Lo que nos resulta muy contradictorio a esa idea es la postura que han adoptado algunos jerarcas comunales que, buscando el beneficio de su chacrita, han implantado un régimen de cálculo atractivo en el valor de los empadronamientos de vehículos, destinado a todo aquel individuo o empresa, no importando su lugar de residencia.
No han podido ponerse de acuerdo a lo largo de los años para aprobar un valor único nacional y entonces, cuando un intendente puso valores bajos, luego aparece otro y ahora son varios, estableciendo así un panorama lamentable.
Esta pelea por mayores ingresos sólo sirve para demostrar un egoísmo provocado por ambiciones económicas destinadas a la concreción de obras o mejoras dentro de su territorio. Siempre supimos de la voluntad que ponen los intendentes para lograr opiniones favorables basadas en las obras realizadas, aunque tendrían que ubicarse en el valor que tiene la zona que abarca su departamento, ya que es muy diferente hacer algo en Maldonado, Colonia o Montevideo, que en Flores, Rivera o Lavalleja.
El actual sistema está permitiendo que un coche nuevo tenga diferentes valores a lo largo del país, y por eso, ciertas intendencias bajan los costos de empadronamiento y así atraen más interesados en sus registros, lo que permite que un coche anotado en un departamento de poca superficie pueda moverse en la zona que su propietario quiera.
A este incontrolable régimen de empadronamiento, se agrega un arcaico sistema de licencias de conductor, que autoriza que una persona pueda tener su permiso para manejar en cada uno de los 19 departamentos y también un mecanismo de multas o infracciones, según el gusto de cada Dirección de Tránsito departamental.
Este verdadero caos administrativo está ocurriendo en el Uruguay actual, un diminuto territorio de la superficie mundial de este siglo XXI, y que cuenta con numerosas autoridades que podrían actuar eficazmente y así mejorar el tétrico panorama que soportamos DIA a DIA, ante los accidentes que ocurren en nuestras calles o rutas. Investigando cada zona, tanto el Ministerio de Transporte, cada una de las Direcciones de Tránsito Departamentales, como también la Policía Caminera, se podrían ahorrar muchas muertes, accidentes o choques que afectan terriblemente a nuestras familias.
Cuanto antes debemos ponernos de acuerdo los uruguayos para salir de este infierno sangriento.

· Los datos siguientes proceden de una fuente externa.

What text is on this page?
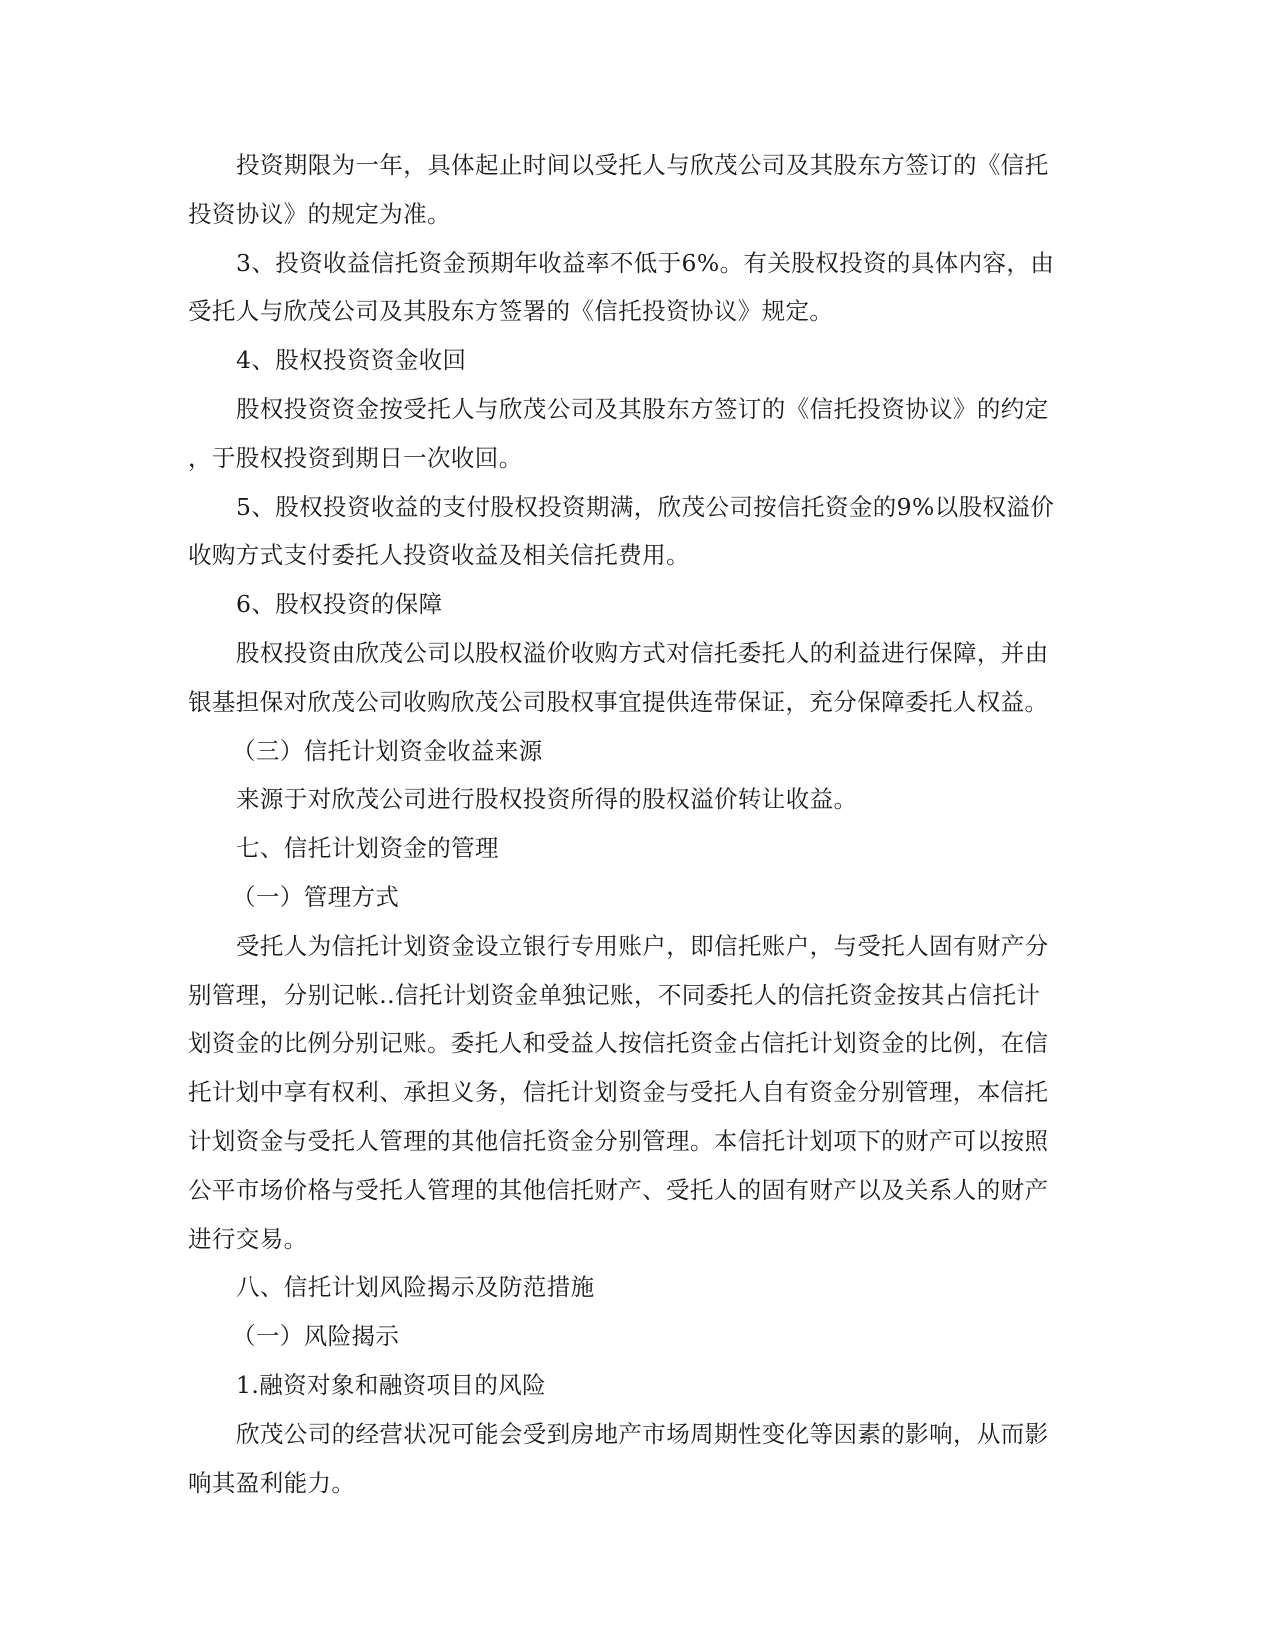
投资期限为一年，具体起止时间以受托人与欣茂公司及其股东方签订的《信托
投资协议》的规定为准。
3、投资收益信托资金预期年收益率不低于6%。有关股权投资的具体内容，由
受托人与欣茂公司及其股东方签署的《信托投资协议》规定。
4、股权投资资金收回
股权投资资金按受托人与欣茂公司及其股东方签订的《信托投资协议》的约定
，于股权投资到期日一次收回。
5、股权投资收益的支付股权投资期满，欣茂公司按信托资金的9%以股权溢价
收购方式支付委托人投资收益及相关信托费用。
6、股权投资的保障
股权投资由欣茂公司以股权溢价收购方式对信托委托人的利益进行保障，并由
银基担保对欣茂公司收购欣茂公司股权事宜提供连带保证，充分保障委托人权益。
（三）信托计划资金收益来源
来源于对欣茂公司进行股权投资所得的股权溢价转让收益。
七、信托计划资金的管理
（一）管理方式
受托人为信托计划资金设立银行专用账户，即信托账户，与受托人固有财产分
别管理，分别记帐..信托计划资金单独记账，不同委托人的信托资金按其占信托计
划资金的比例分别记账。委托人和受益人按信托资金占信托计划资金的比例，在信
托计划中享有权利、承担义务，信托计划资金与受托人自有资金分别管理，本信托
计划资金与受托人管理的其他信托资金分别管理。本信托计划项下的财产可以按照
公平市场价格与受托人管理的其他信托财产、受托人的固有财产以及关系人的财产
进行交易。
八、信托计划风险揭示及防范措施
（一）风险揭示
1.融资对象和融资项目的风险
欣茂公司的经营状况可能会受到房地产市场周期性变化等因素的影响，从而影
响其盈利能力。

Soluciones hay muchas, sólo hay que implementarlas, en estos tiempos. También Argentina, sufre una crisis parecida entre sus provincias, y lo están tratando de solucionar en el ámbito parlamentario. Sabemos que varios países hacen pagar el gasto que provoca la circulación vehicular, incluyendo un porcentaje en el valor de los combustibles, lo que parece lo más justo, ya que usted paga en los lugares donde pasa.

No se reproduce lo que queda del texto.